Согнувшийся Борис замер, повернул голову, снизу вверх глядя на неожиданного свидетеля, потом распрямился.
- Я ведь сильнее тебя, - сказал он, не двигаясь с места. – Думаешь, сумеешь мне помешать?
- Знаю, - сказал Новак. Достал из кармана парализатор, показал его археологу. – Точно знаю, что смогу. С этой штукой у меня неплохие шансы. Как считаешь, здоровяк?
- Подготовился, - с грустью сказал тот. – Все предусмотрел. Молодец. Я арестован?
- Что-то в этом роде. Брось лопату и шагай вперед.
- Слушай, Гейб, ну неужели ты не хочешь узнать…
- Нет, - перебил археолога Новак. – Не хочу. Не собираюсь я слушать твой бред. А собираюсь поместить тебя в изолятор. Ты болен, Борис, и сам этого не осознаешь. Может быть, тебя укусила змея – тогда все в порядке, док вкатит тебе сыворотку, и к утру ты будешь как огурчик. Тогда и поговорим. А сейчас – вперед!
Борис Ковалев не пошевелился. Он пристально смотрел на начальника, глаза его чуть сузились, словно оценивая расстояние, тело слегка напряглось, готовясь к броску, и Новак невольно попятился. Уговаривать упрямца было не только глупо, но и рискованно, поэтому Новак поднял руку и сжал парализатор.
Он был выставлен на минимум, и хотя разряд не мог причинить вреда, ощущения были не из приятных. Борис дернулся, коротко выругался.
- Вперед, - повторил Новак, демонстративно выставляя парализатор на большую мощность.
- Дурак, - вздохнул археолог. – Ох, дурак.
Заложив руки за спину, как настоящий арестант, Борис Ковалев двинулся к выходу из кладбища.
- Думаешь, это все? – бросил он через плечо. – Черта с два! Мне торопиться некуда, я подожду. И сделаю то, что собирался. Ты меня не остановишь, Гейб. Я узнаю правду.
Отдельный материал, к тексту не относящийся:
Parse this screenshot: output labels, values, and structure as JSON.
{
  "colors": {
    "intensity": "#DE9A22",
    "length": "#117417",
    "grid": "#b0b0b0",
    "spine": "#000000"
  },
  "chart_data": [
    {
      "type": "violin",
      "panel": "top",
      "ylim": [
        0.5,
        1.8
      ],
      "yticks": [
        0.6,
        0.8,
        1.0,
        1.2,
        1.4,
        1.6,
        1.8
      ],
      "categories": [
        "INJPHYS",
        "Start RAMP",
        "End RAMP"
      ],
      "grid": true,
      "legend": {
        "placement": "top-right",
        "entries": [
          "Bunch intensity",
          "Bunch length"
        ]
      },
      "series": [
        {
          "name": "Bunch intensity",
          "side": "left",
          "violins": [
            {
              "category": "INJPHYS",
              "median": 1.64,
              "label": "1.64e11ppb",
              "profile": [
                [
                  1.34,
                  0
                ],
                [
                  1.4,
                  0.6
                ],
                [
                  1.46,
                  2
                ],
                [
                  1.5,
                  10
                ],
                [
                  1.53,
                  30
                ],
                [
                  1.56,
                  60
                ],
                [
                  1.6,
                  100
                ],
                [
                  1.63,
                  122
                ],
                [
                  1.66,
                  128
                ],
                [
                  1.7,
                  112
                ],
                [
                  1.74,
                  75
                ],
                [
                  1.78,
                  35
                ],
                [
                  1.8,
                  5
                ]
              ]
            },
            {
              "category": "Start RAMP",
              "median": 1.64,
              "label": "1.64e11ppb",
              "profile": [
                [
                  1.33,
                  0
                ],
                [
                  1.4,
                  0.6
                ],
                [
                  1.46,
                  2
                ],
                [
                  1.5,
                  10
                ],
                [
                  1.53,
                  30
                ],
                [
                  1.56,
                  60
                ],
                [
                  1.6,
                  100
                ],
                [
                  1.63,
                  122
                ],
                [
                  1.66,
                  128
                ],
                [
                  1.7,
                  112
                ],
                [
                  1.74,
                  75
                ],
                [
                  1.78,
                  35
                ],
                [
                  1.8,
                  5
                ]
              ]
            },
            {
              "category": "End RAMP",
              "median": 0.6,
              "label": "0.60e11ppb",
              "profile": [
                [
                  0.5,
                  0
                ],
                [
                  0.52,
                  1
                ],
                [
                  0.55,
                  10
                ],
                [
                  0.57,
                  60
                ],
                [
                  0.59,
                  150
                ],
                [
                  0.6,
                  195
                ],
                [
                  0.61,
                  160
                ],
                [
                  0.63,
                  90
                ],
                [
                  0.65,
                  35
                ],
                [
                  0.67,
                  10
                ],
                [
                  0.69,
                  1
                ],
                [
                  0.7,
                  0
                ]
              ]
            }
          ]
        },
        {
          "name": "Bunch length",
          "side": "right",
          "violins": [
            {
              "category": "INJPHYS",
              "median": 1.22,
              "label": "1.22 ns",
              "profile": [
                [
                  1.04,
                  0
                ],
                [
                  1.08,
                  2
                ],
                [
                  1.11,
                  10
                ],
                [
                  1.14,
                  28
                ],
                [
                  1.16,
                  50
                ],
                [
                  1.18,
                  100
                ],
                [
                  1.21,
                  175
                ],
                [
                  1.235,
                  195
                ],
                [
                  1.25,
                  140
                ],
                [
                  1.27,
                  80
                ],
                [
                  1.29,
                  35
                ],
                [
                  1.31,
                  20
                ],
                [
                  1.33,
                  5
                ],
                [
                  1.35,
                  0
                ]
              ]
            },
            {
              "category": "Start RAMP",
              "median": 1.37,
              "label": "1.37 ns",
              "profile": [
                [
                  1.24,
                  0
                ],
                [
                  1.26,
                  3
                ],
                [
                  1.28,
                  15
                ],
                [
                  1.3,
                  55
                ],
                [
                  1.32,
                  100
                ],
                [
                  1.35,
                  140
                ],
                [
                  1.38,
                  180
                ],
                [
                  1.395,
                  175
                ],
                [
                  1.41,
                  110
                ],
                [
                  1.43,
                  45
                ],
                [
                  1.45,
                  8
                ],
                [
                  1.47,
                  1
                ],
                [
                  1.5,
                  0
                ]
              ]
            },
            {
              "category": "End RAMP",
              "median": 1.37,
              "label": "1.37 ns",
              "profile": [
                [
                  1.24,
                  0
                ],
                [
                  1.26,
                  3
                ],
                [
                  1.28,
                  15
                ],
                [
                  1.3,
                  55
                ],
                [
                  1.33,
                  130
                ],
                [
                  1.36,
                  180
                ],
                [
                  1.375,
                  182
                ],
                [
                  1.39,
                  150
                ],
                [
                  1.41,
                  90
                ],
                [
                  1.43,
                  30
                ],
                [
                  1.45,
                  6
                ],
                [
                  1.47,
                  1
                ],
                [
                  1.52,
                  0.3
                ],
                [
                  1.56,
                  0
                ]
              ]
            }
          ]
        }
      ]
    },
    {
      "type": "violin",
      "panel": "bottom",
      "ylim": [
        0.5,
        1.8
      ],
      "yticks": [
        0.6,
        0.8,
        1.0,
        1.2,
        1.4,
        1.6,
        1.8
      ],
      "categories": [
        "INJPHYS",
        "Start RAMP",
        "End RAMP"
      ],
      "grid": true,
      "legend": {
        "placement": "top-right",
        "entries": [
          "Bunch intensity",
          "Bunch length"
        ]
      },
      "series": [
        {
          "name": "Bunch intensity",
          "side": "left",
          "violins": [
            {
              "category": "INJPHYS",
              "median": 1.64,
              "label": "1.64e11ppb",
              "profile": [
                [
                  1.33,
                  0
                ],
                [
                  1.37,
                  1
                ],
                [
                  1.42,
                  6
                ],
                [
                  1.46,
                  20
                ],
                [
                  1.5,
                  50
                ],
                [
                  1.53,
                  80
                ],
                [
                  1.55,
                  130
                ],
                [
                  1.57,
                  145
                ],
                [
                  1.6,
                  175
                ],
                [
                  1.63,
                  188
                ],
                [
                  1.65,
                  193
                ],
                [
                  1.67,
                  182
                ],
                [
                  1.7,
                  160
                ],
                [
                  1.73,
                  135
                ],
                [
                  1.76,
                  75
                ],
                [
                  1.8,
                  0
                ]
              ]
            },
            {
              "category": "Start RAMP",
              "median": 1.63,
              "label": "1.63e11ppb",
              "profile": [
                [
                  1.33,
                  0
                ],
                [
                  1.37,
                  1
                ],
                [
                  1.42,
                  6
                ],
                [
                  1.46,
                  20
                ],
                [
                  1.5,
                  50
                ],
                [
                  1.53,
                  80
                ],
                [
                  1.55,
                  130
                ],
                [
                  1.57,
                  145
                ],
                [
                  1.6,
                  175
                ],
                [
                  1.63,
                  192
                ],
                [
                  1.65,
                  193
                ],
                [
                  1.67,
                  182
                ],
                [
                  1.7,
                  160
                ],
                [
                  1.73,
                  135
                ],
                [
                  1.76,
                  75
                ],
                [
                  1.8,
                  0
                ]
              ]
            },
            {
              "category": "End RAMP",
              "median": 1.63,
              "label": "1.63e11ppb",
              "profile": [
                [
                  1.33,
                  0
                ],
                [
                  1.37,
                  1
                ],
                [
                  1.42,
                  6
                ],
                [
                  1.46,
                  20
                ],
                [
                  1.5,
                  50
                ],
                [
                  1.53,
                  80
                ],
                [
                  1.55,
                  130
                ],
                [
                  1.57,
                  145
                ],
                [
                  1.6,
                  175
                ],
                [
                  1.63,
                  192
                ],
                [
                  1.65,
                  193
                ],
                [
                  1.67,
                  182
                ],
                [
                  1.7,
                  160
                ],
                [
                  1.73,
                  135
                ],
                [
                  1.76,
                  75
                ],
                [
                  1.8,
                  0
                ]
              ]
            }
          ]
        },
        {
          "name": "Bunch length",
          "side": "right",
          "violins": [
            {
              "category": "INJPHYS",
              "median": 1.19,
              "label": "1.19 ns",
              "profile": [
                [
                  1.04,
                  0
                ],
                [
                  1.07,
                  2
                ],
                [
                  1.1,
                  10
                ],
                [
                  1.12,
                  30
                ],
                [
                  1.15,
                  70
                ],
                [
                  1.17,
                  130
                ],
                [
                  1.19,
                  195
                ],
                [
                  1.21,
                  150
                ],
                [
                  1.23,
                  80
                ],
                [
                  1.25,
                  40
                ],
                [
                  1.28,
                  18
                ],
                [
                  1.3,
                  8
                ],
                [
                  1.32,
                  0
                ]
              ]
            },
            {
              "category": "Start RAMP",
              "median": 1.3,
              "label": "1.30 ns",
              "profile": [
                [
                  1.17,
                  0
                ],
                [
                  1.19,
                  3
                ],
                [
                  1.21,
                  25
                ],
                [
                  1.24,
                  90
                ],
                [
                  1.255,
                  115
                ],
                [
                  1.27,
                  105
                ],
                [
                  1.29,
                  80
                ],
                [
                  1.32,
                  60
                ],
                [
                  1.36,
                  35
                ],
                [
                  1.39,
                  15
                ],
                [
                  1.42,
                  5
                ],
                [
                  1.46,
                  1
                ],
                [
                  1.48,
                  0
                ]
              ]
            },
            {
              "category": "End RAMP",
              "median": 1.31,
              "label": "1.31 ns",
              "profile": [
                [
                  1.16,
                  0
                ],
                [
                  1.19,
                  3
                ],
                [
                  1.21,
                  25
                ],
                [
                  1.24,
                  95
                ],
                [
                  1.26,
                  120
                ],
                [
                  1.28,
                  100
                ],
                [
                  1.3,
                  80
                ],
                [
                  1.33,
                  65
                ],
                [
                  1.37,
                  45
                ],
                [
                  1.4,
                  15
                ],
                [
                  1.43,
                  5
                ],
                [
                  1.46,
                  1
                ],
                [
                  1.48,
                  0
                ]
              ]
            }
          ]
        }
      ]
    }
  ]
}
С горечью Новак должен был признать: да, не остановит. Не может же он, руководитель большой научной экспедиции, каждую ночь проводить на кладбище! Это не останется незамеченным, пойдут слухи, сплетни… вопросы, на которые он не сможет дать ответ. В конце концов, неизбежна огласка, самая широкая. Тогда уж проще сразу объявить: люди добрые, так мол и так, наш уважаемый коллега увидел какую-то чертовщину, призрака он увидел, нежить, и теперь требуется разрыть могилу покойника, чтобы убедиться, что все это - бред больного человека.
А, может, так и надо было сделать? – вдруг подумал Новак. Выслушать мнения разумных людей, поставить на голосование… а то занимаюсь какой-то партизанщиной, ей-богу. Пленных беру… глядишь, и до допроса дело дойдет…
В молчании они дошли до поселка. Борис повернул было к своему коттеджу, но Новак его остановил.
- В администрацию, - приказал он, злясь на самого себя.
- Там есть тюремная камера? – добродушно поинтересовался археолог. Как ни странно, он был в отличном настроении, он даже улыбался.
- Для тебя найдем, - огрызнулся Новак.
Конечно, никакой тюремной камеры в здании администрации не было, никому и в голову не приходило, что в ней возникнет нужда. Зато там был изолятор, хороший медицинский изолятор, оснащенный для автономного пребывания в нем человека. И это было ничуть не хуже.
Прежде чем перешагнуть порог изолятора, археолог остановился.
- Ты слышал Глас Трубный, Гейб? – очень серьезно, без усмешки, спросил он.
- Оставь свою мистику, чертов ты славянин, - в сердцах рявкнул Новак. Борис кивнул.
- И я – нет. Но, кажется, он уже прозвучал.